Results: The immunohistochemical studies of animals with colitis showed: (i) A decrease in goblet cells of colonic mucosa (PAS reaction); (ii) An increase in GSK‑3 phosphorylation and of proteins phosphorylated in tyrosine residues (pY99). All these effects were reversed by the treatment with infliximab. By Western blot studies, we observed: (i) An increase in the phosphorylation of IGF‑1R, AKt, GSK‑3 and mTor in the colon of animals with colitis. (ii) An absence of stimulation of the phosphorylation of these components by IGF‑1 in animals with colitis. (iii) A stimulation of the cascade GSK‑3/β‑catenin by IGF‑1 in control animals. (iv) An abolition of the stimulatory effect of IGF‑I on GSK‑3/β‑catenin during experimental colitis.

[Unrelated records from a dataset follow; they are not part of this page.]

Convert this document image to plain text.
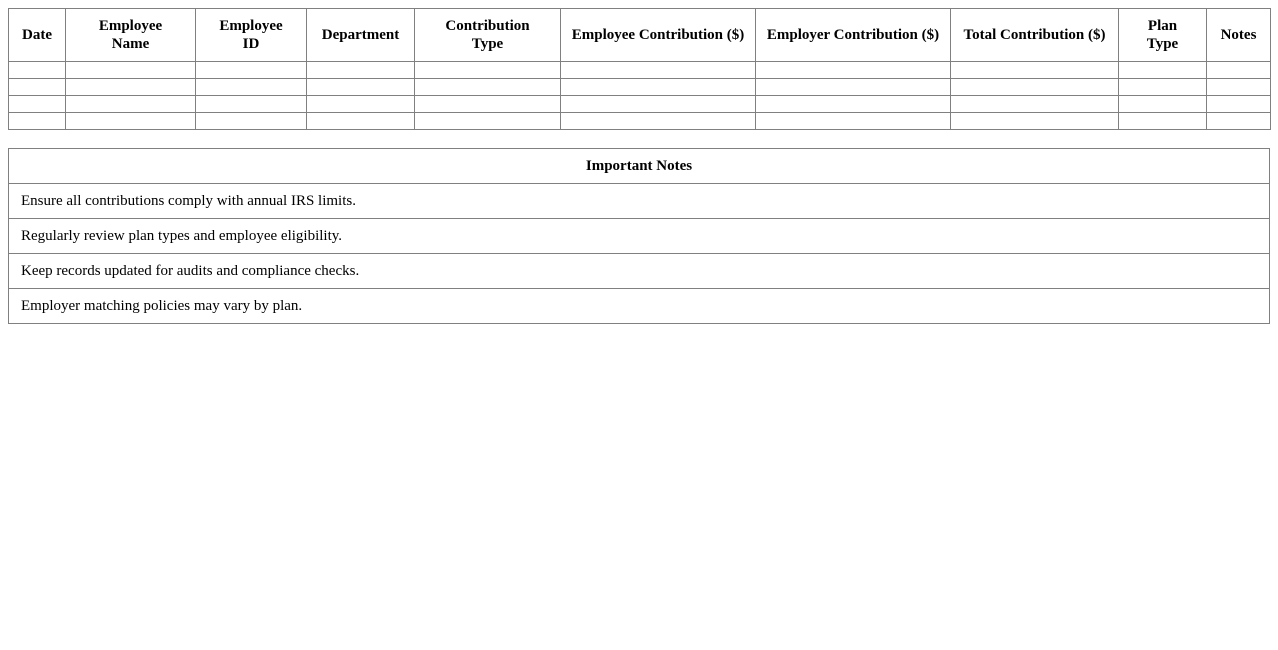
Date	Employee Name	Employee ID	Department	Contribution Type	Employee Contribution ($)	Employer Contribution ($)	Total Contribution ($)	Plan Type	Notes

Important Notes
Ensure all contributions comply with annual IRS limits.
Regularly review plan types and employee eligibility.
Keep records updated for audits and compliance checks.
Employer matching policies may vary by plan.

Conclusions: Taken together, our results suggest that during experimental colitis there is a state of resistance to IGF‑1 in the colon. This can be reversed by infliximab treatment. It has been shown that the mitogenic ability of IGF‑1 depends on the activation of the cascade GSK-3/β-catenin; therefore, our results point out the importance of the desensitization to IGF‑1 in the pathogenesis of IBD.